Ventes aux enchères

MARCHÉ DE L’ART

Les maisons de ventes obtiennent leurs prérogatives in extremis

Par Marie Potard · Le Journal des Arts

Le 17 février 2022 - 1048 mots

Les députés ont voté un texte introduit par les sénateurs qui transforme le Conseil des ventes volontaires en organe de soutien à la profession et étend la compétence des opérateurs de ventes aux enchères aux biens incorporels.

Paris. C’est un texte qui revient de loin. Le 9 février, soit trois ans après son dépôt par le Sénat, la proposition de loi visant à moderniser la régulation du marché de l’art a été votée par l’Assemblée nationale à l’unanimité. « Nous y étions presque quand il y a eu l’incendie de Notre-Dame, puis nous avons enchaîné avec le Covid… Finalement, tout s’est accéléré car en amont, le Sénat, le gouvernement et l’Assemblée sont tombés d’accord sur une même version », explique au Journal des Arts le député Sylvain Maillard (LRM), rapporteur de ce texte devant la commission des Lois.
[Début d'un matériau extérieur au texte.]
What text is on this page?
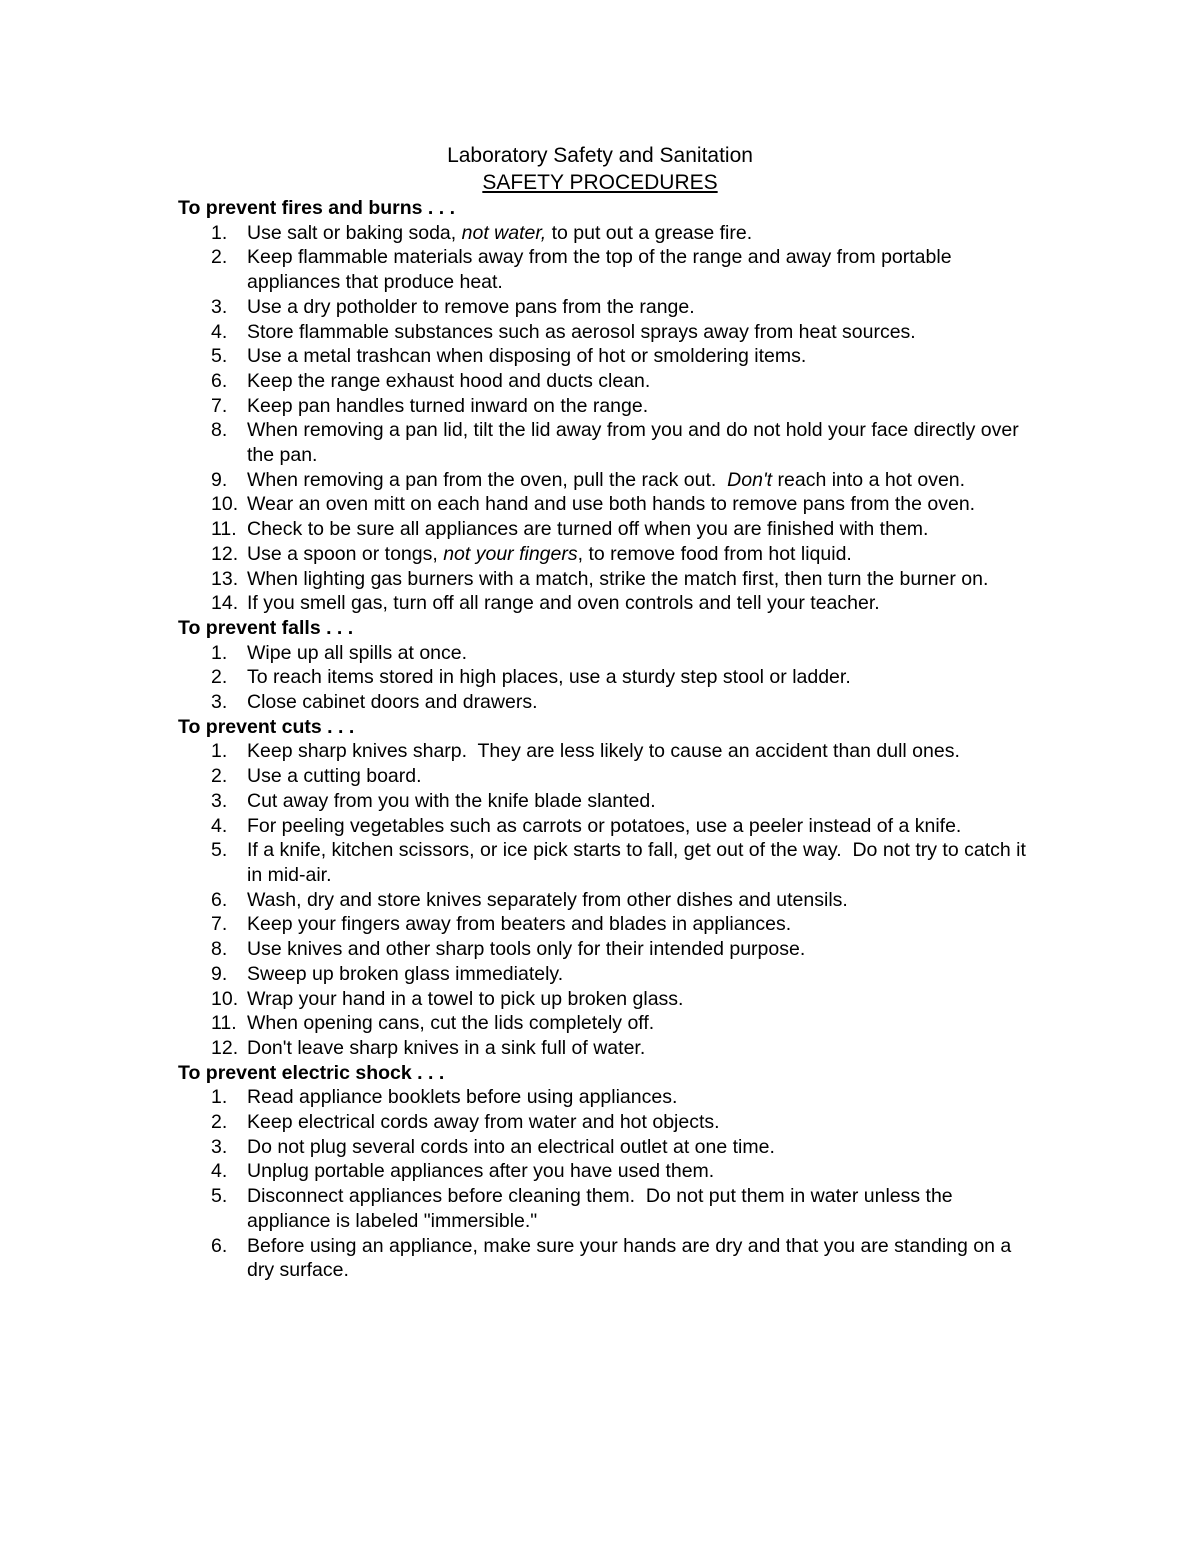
Laboratory Safety and Sanitation
SAFETY PROCEDURES
To prevent fires and burns . . .
1.	Use salt or baking soda, not water, to put out a grease fire.
2.	Keep flammable materials away from the top of the range and away from portable appliances that produce heat.
3.	Use a dry potholder to remove pans from the range.
4.	Store flammable substances such as aerosol sprays away from heat sources.
5.	Use a metal trashcan when disposing of hot or smoldering items.
6.	Keep the range exhaust hood and ducts clean.
7.	Keep pan handles turned inward on the range.
8.	When removing a pan lid, tilt the lid away from you and do not hold your face directly over the pan.
9.	When removing a pan from the oven, pull the rack out.  Don't reach into a hot oven.
10. Wear an oven mitt on each hand and use both hands to remove pans from the oven.
11. Check to be sure all appliances are turned off when you are finished with them.
12. Use a spoon or tongs, not your fingers, to remove food from hot liquid.
13. When lighting gas burners with a match, strike the match first, then turn the burner on.
14. If you smell gas, turn off all range and oven controls and tell your teacher.
To prevent falls . . .
1.	Wipe up all spills at once.
2.	To reach items stored in high places, use a sturdy step stool or ladder.
3.	Close cabinet doors and drawers.
To prevent cuts . . .
1.	Keep sharp knives sharp.  They are less likely to cause an accident than dull ones.
2.	Use a cutting board.
3.	Cut away from you with the knife blade slanted.
4.	For peeling vegetables such as carrots or potatoes, use a peeler instead of a knife.
5.	If a knife, kitchen scissors, or ice pick starts to fall, get out of the way.  Do not try to catch it in mid-air.
6.	Wash, dry and store knives separately from other dishes and utensils.
7.	Keep your fingers away from beaters and blades in appliances.
8.	Use knives and other sharp tools only for their intended purpose.
9.	Sweep up broken glass immediately.
10. Wrap your hand in a towel to pick up broken glass.
11. When opening cans, cut the lids completely off.
12. Don't leave sharp knives in a sink full of water.
To prevent electric shock . . .
1.	Read appliance booklets before using appliances.
2.	Keep electrical cords away from water and hot objects.
3.	Do not plug several cords into an electrical outlet at one time.
4.	Unplug portable appliances after you have used them.
5.	Disconnect appliances before cleaning them.  Do not put them in water unless the appliance is labeled "immersible."
6.	Before using an appliance, make sure your hands are dry and that you are standing on a dry surface.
« Certains des acteurs du marché des ventes volontaires font aujourd’hui face à des difficultés réelles et attendent de leur autorité de régulation et du législateur des actes forts pour leur permettre de rivaliser avec leurs concurrents, qu’ils soient internationaux ou sur Internet », a déclaré Sylvain Maillard en préambule de la séance publique.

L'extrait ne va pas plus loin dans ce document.